As Mark Twain once said, “It ain’t what you know that gets you into trouble. It’s what you know for sure that just ain’t so.”
Twain might as well have been writing about Joe Carter, communications specialist for the Ethics and Religious Liberty Commission. After I published a column on the recent Pew religious landscape study, which reported that evangelicals have declined as a share of the total population, Carter responded breathlessly on the ERLC website. He claimed I had “gone to great pains to deceive” myself and lied about the study’s findings because “the results do not fit with Merritt’s predetermined narrative.”
It’s admittedly pointed, if uncharitable, but Carter skipped one of the most important rules of opinion writing: always do your homework.
This is a rule I keep in the front of my mind when I’m analyzing statistics. I’m not a “numbers person.” Heck, I’ve never even balanced a checkbook. That’s why when I published my column on the Pew study, I spoke to a Pew researcher and three reputable outside sociologists. Before publishing it, three editors within Religion News Service reviewed and fact-checked it. But while I did the hard work of tracking down reputable sources and speaking to the organization that actually released the study, Joe spoke to exactly no one.
This isn’t the first time a research failure has created an issue for Carter. In March of last year, he made comments stating that Jesus only welcomed people seeking forgiveness and only partied with “sinners…[that] were already followers.” It sounded so bizarre that I decided to do my homework and speak to a handful of leading New Testament scholars. Alas, I could find no one to support his assertions.

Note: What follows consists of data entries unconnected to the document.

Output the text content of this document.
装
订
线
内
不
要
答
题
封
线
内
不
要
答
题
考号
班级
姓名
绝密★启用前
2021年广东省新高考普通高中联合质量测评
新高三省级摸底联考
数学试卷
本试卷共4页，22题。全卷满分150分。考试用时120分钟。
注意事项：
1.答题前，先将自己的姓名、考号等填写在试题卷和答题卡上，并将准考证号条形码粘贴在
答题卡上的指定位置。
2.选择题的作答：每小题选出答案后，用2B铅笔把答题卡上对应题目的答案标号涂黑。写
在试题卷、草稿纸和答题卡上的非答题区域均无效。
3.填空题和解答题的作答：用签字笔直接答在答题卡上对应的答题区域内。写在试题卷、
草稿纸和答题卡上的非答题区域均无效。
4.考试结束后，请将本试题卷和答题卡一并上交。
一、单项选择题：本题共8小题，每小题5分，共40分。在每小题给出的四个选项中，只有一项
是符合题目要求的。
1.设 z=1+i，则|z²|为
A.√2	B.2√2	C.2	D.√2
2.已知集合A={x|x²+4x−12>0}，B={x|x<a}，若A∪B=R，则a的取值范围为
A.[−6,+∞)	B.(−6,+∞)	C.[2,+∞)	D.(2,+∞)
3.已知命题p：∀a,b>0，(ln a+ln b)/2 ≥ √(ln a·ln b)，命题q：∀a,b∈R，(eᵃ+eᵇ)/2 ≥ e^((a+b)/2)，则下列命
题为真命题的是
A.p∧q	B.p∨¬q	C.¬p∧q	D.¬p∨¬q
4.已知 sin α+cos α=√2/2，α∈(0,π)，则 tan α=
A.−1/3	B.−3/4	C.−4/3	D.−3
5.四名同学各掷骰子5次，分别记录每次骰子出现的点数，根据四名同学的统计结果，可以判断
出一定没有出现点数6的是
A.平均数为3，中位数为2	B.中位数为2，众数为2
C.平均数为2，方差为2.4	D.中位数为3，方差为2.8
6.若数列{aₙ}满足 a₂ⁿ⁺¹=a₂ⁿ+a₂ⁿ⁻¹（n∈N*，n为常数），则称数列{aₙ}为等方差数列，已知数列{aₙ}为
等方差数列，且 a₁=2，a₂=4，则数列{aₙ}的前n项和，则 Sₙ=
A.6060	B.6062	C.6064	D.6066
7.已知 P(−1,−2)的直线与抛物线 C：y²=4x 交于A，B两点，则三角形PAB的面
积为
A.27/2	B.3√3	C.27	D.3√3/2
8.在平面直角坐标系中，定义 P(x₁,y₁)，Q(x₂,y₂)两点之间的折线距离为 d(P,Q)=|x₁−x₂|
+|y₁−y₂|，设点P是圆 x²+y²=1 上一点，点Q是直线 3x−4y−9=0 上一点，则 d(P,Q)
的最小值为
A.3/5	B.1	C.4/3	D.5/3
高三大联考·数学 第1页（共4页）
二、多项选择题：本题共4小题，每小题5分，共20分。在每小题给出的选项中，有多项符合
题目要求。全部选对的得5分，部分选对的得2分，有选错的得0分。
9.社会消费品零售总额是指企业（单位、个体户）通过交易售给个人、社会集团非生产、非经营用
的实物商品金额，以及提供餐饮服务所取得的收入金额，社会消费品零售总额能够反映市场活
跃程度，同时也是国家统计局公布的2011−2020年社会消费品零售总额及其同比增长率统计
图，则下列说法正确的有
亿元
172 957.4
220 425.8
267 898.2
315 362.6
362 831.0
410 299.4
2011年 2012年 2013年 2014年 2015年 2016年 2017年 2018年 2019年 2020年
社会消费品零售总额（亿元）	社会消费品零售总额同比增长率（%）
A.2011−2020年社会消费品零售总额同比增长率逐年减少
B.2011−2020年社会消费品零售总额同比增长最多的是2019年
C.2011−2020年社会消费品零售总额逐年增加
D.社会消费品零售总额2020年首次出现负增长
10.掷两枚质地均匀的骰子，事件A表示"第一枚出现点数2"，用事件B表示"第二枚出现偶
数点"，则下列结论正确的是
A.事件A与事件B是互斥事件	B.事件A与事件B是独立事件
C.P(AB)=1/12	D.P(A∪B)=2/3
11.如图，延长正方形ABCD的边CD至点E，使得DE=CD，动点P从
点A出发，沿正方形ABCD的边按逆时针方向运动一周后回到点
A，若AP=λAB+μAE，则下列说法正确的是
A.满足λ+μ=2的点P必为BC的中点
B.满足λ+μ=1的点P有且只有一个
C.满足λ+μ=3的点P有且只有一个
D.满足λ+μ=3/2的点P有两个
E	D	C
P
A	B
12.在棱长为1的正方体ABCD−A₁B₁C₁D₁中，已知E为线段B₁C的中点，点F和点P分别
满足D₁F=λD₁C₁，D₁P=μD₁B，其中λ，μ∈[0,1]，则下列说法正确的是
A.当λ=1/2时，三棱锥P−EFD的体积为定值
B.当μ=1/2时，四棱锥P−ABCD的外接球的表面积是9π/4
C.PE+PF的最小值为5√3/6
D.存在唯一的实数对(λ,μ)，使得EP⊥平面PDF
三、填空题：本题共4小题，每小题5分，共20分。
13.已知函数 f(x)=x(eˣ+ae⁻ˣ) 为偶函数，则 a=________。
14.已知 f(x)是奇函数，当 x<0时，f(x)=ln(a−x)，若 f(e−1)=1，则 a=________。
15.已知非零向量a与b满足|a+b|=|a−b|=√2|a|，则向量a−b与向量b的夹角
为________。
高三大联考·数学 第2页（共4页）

After reading Carter’s analysis of the Pew data, I had a similar feeling. Are evangelicals declining as I asserted or stable as Joe said? Was I moving “the goalpost in order to save [my] preconceptions” as he claimed? Was mainline Protestantism’s decline a result of their liberalism as Joe said or did birthrates play a significant role as my article claimed? Were there really “more evangelicals in America today than at any time in our nation’s history” as Carter stated?
Taking time to do my research proved so effective in the past, so I decided to follow the same path this time around. I did what Carter refused to do: I (again) spoke to an actual Pew research associate, Jessica Martinez. Below is the result of this conversation:
Merritt: Some evangelicals say that when Pew and others consider the religious landscape as a share of the population rather than just raw numbers they are “shifting the goalpost in order to save their preconceptions.” Is this accurate?
Martinez: No, I do not think this is accurate. There is value in either approach, and we provide estimates of both in our recent report. Examining religious groups as a share of the population allows us to look at the relative size of a group compared to other religious groups in the country, and how this changes over time. And examining how groups change over time in terms of raw numbers provides another perspective on growth or decline.
Merritt: Some say, “There are more evangelicals in America today than at any time in our nation’s history.” Is this correct?
Martinez: In terms of absolute numbers, we estimate that there are as many or more U.S. adults in the evangelical Protestant tradition now as in 2007. We do not have comparable measures of religious affiliation before 2007, so I would be reluctant to make a claim about any time in our nation’s history.
Merritt: Some ask, “Why do conservative denominations continue to grow significantly while almost every liberal denomination has declined rapidly?” I’ve heard that most of the mainline decline was due to low birthrates. Is this correct?
Martinez: It is possible that [lower birthrates among mainliners] is part of the reason that we see less decline in terms of population share among the evangelical tradition than the mainline tradition. We do find that mainline Protestants tend to have slightly lower fertility rates than evangelical Protestants.
Merritt: Some say the percentage of evangelicals as a share of the population is stable and “isn’t in decline.” Others say it is declining. Which is it?
Martinez: Our findings from the Religious Landscape Study show a small but significant decline in the share of U.S. adults who identify with the evangelical Protestant tradition.
Four statements by Carter, and three were simply not true. The fourth—that there are more evangelicals now than any time in history—is impossible to verify since no one possesses such data.
But pointing the finger at Carter here requires ignoring the problem behind the problem. To uncover the biggest loser in all of this, don’t look at the byline. Focus on the header. The Ethics and Religious Liberty Commission published this without bothering to do their due diligence in fact checking it, not to mention requiring that the baseless personal attacks be removed. And this is deeply saddening.
The last president of the ERLC transformed the organization into a Republican talking point factory and left quietly after making controversial, racially-charged comments. When the current president Russell Moore took over, many had high hopes that this would be a new era of more moderate, thoughtful, and nuanced cultural engagement for the organization. Many believed that this ERLC could be trusted.
But when you go claiming you know things for sure that just ain’t so, it damages your credibility. Especially when you’re a political advocacy group in the business of persuasion. For if you prove you can’t be trusted in small things, it will be difficult for others to trust you when it matters most.
Actually, I think an ancient rabbi said something like that once. But before I can say for sure, I’ll need to do some homework.